Is there a "but"? Well, yes, it turns out that there is not a single private university on the shortlist. In one of the most frequently mentioned rankings on the quality of Spanish universities, seven private universities appear among the first forty. It is curious that none of them has managed to "sneak" into the 40 selected by the Ministry!

Could it be because none of them presented an project with sufficient quality, or could it be one more sample of the ideological bias of the Government towards the private Education ? Another recent development. A couple of weeks ago, the Equality Commission of the congress of Deputies approved a non-law proposal -with the only vote against of the group Popular- in which the Government was urged to elaborate and promote protocols of non-sexist games in the spaces of regulated and non-regulated games, in public and concerted Primary schools, in order to introduce the concept of equality and eliminate stereotypes that maintain the macho roles.

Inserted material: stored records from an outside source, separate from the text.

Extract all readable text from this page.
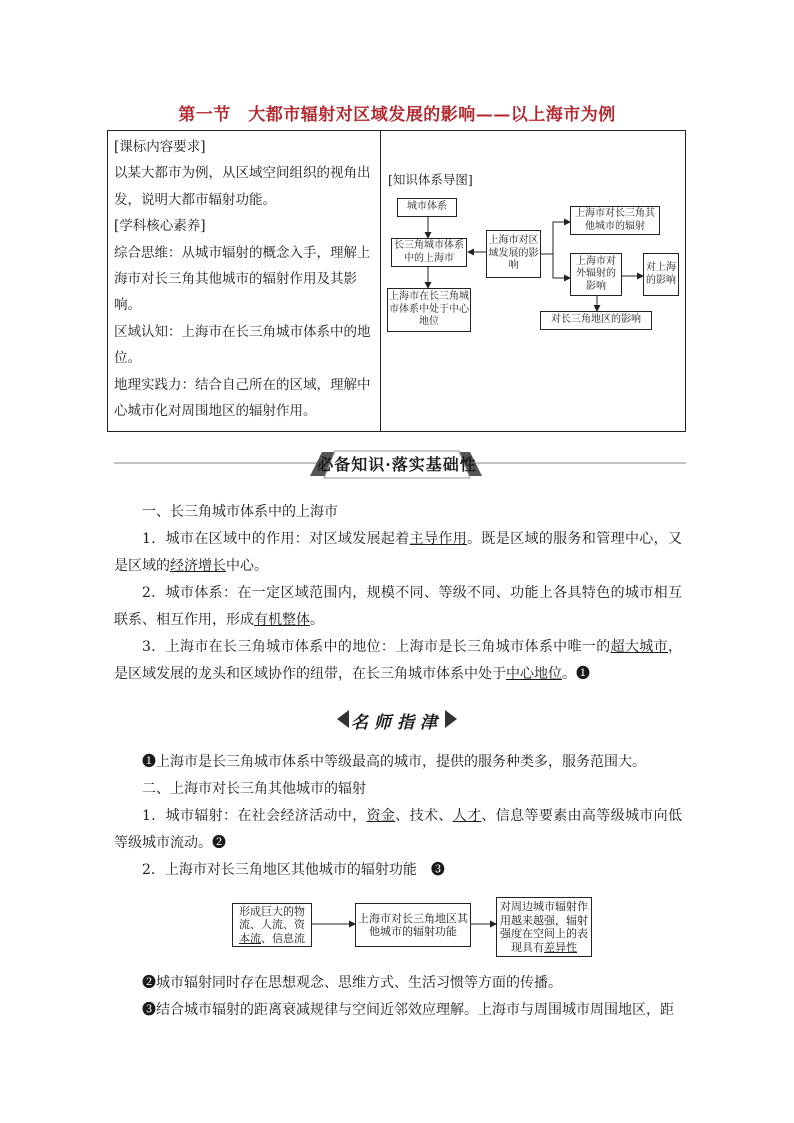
第一节　大都市辐射对区域发展的影响——以上海市为例

[课标内容要求]

以某大都市为例，从区域空间组织的视角出发，说明大都市辐射功能。

[学科核心素养]

综合思维：从城市辐射的概念入手，理解上海市对长三角其他城市的辐射作用及其影响。

区域认知：上海市在长三角城市体系中的地位。

地理实践力：结合自己所在的区域，理解中心城市化对周围地区的辐射作用。

[知识体系导图]
城市体系
长三角城市体系中的上海市
上海市在长三角城市体系中处于中心地位
上海市对区域发展的影响
上海市对长三角其他城市的辐射
上海市对外辐射的影响
对上海的影响
对长三角地区的影响
必备知识·落实基础性

一、长三角城市体系中的上海市

1．城市在区域中的作用：对区域发展起着主导作用。既是区域的服务和管理中心，又是区域的经济增长中心。

2．城市体系：在一定区域范围内，规模不同、等级不同、功能上各具特色的城市相互联系、相互作用，形成有机整体。

3．上海市在长三角城市体系中的地位：上海市是长三角城市体系中唯一的超大城市，是区域发展的龙头和区域协作的纽带，在长三角城市体系中处于中心地位。❶

名师指津

❶上海市是长三角城市体系中等级最高的城市，提供的服务种类多，服务范围大。

二、上海市对长三角其他城市的辐射

1．城市辐射：在社会经济活动中，资金、技术、人才、信息等要素由高等级城市向低等级城市流动。❷

2．上海市对长三角地区其他城市的辐射功能　❸

形成巨大的物流、人流、资本流、信息流
上海市对长三角地区其他城市的辐射功能
对周边城市辐射作用越来越强，辐射强度在空间上的表现具有差异性

❷城市辐射同时存在思想观念、思维方式、生活习惯等方面的传播。

❸结合城市辐射的距离衰减规律与空间近邻效应理解。上海市与周围城市周围地区，距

These two situations clearly exemplify two very different models of understanding the educational system. On the one hand, a model that understands Education as a public service, which is bothered by private initiative (if it could, it would not even give it water), because it understands that it is a subject that must be managed by the public and regulated to the extent of deciding what children can and cannot play in the playground. On the other hand, a model that understands Education as a public good that can also be managed by private initiative, in which the State must ensure quality, without curtailing the freedom of initiative, nor impose its ideological bias, nor discriminate based on the ownership of that teaching or because of legitimate educational options that do not coincide with their own.

When there are elections, we have the opportunity to choose a government that shapes a society as much in line as possible with our ideas. The Economics usually takes the lion's share of the voting decision. But a society is much more than Economics. If you care about model educational , think about it for a moment and keep it in mind when you vote. It really matters.